Alméa s’arrêta devant. Le froid s’insinuait dans son manteau, mais elle ne bougea pas. Une vitrine en verre épais diffusait une lumière jaune, tremblante. Derrière, des piles de livres effondrées formaient des collines irrégulières, que personne ne semblait vouloir remettre debout. Elle vit des pages ouvertes, un globe terrestre fissuré, un sablier brisé. Un monde en ruine, mais vivant.
Elle entra.
L’air était lourd, saturé d’odeurs : cuir, encens éteint, vieux papier, pluie absorbée par le bois. Chaque respiration semblait coûter un souvenir.
La lumière provenait de lampes à huile posées sur les étagères. Certaines clignotaient, d’autres dormaient. Les rayonnages s’entassaient comme des voyageurs pris dans une salle d’attente trop étroite. Aucun ordre. Pas de classement. Juste une logique que seul Ysidor comprenait — et qu’il n’expliquait jamais.
Il était là. Assis derrière son comptoir, les mains croisées sur un livre fermé. Il ne leva pas les yeux immédiatement. Il attendait qu’on prononce quelque chose. Un mot. Un regard. Une hésitation. Il n’aimait pas les gens pressés.
Alméa s’avança lentement, ses pas étouffés par les tapis râpés.
— Je suis revenue, dit-elle.
Ysidor cligna lentement des yeux, puis leva le regard.
— Bien. Les livres n’aiment pas le silence qu’on leur impose. Ils préfèrent ceux qui reviennent.
Il ne souriait pas. Mais sa voix était ronde, presque musicale.
— Tu as apporté le carnet, ajouta-t-il.
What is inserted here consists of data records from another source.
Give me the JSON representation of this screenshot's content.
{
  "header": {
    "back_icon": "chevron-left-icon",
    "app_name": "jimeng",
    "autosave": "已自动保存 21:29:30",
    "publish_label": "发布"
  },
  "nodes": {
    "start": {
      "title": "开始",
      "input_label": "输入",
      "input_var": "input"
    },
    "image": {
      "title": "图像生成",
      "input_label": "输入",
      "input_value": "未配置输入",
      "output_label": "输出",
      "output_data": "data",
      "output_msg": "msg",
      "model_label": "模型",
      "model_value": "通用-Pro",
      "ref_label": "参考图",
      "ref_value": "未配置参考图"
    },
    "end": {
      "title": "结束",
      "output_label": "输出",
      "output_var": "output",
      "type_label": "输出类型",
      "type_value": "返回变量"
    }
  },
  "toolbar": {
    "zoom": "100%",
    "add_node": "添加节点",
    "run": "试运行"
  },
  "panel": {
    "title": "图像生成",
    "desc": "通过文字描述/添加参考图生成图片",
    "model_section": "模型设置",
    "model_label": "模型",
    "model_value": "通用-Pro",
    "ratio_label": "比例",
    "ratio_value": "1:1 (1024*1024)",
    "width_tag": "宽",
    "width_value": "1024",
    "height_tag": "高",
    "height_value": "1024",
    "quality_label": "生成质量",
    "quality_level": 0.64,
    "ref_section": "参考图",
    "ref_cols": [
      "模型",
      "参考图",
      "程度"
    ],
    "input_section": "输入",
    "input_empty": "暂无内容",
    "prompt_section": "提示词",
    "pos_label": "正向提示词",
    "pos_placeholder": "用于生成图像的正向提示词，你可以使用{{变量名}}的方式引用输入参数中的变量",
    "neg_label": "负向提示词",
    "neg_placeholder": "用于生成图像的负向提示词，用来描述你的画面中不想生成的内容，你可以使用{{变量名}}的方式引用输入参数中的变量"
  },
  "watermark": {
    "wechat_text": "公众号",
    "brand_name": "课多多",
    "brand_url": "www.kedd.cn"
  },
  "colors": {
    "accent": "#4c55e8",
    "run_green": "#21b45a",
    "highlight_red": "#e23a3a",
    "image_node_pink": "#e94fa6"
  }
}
Ce n’était pas une question.
Alméa le sortit de son sac. Un éclat très léger traversa le cuir lorsque la lumière de la lampe l’effleura.
Ysidor ne le toucha pas. Il regarda.
— Il t’a parlé ?
— Il m’a montré une carte. Trois lieux. Et un cercle sans nom.
Le vieux libraire posa une main sur sa tempe, comme pour soulager une douleur ancienne.
— Tu es la fille du seuil. On t’a préparée, mais pas instruite.
— Mon père vous connaissait ?
Il tourna lentement la tête vers l’arrière-boutique.
— Assez pour me confier ce qu’il n’osait porter.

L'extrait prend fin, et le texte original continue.